SELECT "name", COUNT(*) as count
FROM artist
GROUP BY "name"
ORDER BY count DESC
LIMIT 10;
""", engine)

### `artist.name`

- **Type:** `Text`
- **Assessment:** High redundancy. Same names (e.g., Indigo) occur hundreds of times.


In [None]:
pd.read_sql("""
SELECT "type", COUNT(*) as count
FROM release_group
GROUP BY "type"
ORDER BY count DESC
LIMIT 10;
""", engine)

### `release_group.type`

- **Type:** `Smallint`
- **Assessment:** Clean coded field, modest nulls.


In [None]:
pd.read_sql("""
SELECT "name", COUNT(*) as count
FROM release_group
GROUP BY "name"
ORDER BY count DESC
LIMIT 10;
""", engine)

### `release_group.name`

- **Type:** `Text`
- **Assessment:** Common names like 'Greatest Hits' make this field ambiguous.


In [None]:
pd.read_sql("""
SELECT "barcode", COUNT(*) as count
FROM release
GROUP BY "barcode"
ORDER BY count DESC
LIMIT 10;
""", engine)

### `release.barcode`

- **Type:** `Text`
- **Assessment:** Mostly nulls.

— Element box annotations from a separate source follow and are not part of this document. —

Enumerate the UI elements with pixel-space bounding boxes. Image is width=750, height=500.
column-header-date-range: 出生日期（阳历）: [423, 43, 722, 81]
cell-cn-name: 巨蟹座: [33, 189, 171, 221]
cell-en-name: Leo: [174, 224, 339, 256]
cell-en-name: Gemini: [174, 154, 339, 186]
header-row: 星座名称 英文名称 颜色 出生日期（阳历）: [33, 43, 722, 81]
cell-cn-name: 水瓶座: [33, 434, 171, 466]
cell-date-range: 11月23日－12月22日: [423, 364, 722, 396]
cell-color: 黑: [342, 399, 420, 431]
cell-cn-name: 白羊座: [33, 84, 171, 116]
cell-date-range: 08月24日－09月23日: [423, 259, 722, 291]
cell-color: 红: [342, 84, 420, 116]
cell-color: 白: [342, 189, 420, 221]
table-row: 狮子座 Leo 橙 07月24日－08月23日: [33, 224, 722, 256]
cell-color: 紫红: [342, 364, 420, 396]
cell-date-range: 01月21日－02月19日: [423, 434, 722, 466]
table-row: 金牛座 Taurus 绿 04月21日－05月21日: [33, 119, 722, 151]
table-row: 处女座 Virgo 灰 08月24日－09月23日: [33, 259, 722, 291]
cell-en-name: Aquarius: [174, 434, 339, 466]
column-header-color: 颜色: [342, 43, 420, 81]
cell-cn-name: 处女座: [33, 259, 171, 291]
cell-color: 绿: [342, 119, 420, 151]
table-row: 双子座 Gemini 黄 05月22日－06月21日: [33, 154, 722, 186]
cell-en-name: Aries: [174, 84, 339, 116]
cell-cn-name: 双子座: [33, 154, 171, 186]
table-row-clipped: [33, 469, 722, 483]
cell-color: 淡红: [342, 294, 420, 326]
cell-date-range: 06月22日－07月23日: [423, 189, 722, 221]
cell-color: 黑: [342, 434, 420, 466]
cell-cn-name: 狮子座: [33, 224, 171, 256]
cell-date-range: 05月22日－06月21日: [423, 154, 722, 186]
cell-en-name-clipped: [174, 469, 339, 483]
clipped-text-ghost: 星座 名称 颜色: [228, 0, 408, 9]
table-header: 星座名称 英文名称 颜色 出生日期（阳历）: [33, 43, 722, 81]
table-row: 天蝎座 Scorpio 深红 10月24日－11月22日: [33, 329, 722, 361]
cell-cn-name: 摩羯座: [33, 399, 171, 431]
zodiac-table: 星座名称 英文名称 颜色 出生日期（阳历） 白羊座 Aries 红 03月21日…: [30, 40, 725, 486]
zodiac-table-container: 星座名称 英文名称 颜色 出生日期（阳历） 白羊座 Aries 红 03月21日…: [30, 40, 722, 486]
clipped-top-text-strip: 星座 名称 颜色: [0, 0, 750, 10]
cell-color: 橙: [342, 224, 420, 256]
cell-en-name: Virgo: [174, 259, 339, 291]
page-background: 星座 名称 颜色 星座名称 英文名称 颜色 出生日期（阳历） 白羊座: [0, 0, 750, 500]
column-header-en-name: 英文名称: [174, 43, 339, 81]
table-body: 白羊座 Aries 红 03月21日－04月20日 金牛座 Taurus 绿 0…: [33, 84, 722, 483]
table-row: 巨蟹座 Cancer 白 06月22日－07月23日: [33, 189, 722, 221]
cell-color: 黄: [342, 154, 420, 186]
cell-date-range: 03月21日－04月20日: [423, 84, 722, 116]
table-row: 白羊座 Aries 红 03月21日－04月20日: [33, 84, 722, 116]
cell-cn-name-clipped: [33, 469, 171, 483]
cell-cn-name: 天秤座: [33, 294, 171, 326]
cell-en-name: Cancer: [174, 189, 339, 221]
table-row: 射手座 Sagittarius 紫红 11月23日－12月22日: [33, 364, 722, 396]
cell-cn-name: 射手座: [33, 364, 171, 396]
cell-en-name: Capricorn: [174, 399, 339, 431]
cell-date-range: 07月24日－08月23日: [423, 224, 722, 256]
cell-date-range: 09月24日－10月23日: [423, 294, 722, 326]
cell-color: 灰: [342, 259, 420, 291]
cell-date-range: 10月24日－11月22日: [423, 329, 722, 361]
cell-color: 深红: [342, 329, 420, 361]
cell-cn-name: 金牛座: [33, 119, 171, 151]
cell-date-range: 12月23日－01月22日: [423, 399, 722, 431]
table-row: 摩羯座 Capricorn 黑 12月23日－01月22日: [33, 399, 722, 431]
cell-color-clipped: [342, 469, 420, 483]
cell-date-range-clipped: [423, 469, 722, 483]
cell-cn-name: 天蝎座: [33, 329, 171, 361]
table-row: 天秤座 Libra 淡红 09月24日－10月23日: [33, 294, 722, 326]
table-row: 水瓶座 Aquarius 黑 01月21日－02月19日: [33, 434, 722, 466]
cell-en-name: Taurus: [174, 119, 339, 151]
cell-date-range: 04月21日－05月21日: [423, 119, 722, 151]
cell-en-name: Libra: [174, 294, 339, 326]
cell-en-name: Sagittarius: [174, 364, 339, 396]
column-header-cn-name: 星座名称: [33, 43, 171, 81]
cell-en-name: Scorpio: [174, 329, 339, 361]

Many duplicates.


In [None]:
pd.read_sql("""
SELECT "language", COUNT(*) as count
FROM release
GROUP BY "language"
ORDER BY count DESC
LIMIT 10;
""", engine)

### `release.language`

- **Type:** `Smallint`
- **Assessment:** Dominated by code 120. Must be decoded with a join.


In [None]:
pd.read_sql("""
SELECT "last_updated", COUNT(*) as count
FROM release
GROUP BY "last_updated"
ORDER BY count DESC
LIMIT 10;
""", engine)

### `release.last_updated`

- **Type:** `Timestamp`
- **Assessment:** High cardinality. Some batch timestamps repeat.


In [None]:
pd.read_sql("""
SELECT "name", COUNT(*) as count
FROM artist_credit
GROUP BY "name"
ORDER BY count DESC
LIMIT 10;
""", engine)

### `artist_credit.name`

- **Type:** `Text`
- **Assessment:** Similar to artist.name. Use with ID for accurate linkage.


In [None]:
pd.read_sql("""
SELECT "secondary_type", COUNT(*) as count
FROM release_group_secondary_type_join
GROUP BY "secondary_type"
ORDER BY count DESC
LIMIT 10;
""", engine)

### `release_group_secondary_type_join.secondary_type`

- **Type:** `Smallint`
- **Assessment:** Clean lookup values. Critical for soundtrack detection.


In [None]:
pd.read_sql("""
SELECT "name", COUNT(*) as count
FROM release_group_secondary_type
GROUP BY "name"
ORDER BY count DESC
LIMIT 10;
""", engine)

### `release_group_secondary_type.name`

- **Type:** `Text`
- **Assessment:** Perfect lookup table. 1-to-1 mapping with type codes.


---

## ✅ Conclusion

This audit confirms that while the MusicBrainz schema is well-structured, many fields are:
- Heavily null-filled
- Ambiguous without a lookup table
- Repetitive due to open community entry

Only a few fields (like `secondary_type` or normalized IDs) are safe to use for core logic.

This homogeneity review informed which fields were ultimately used in the fuzzy matching pipeline and soundtrack enrichment strategies.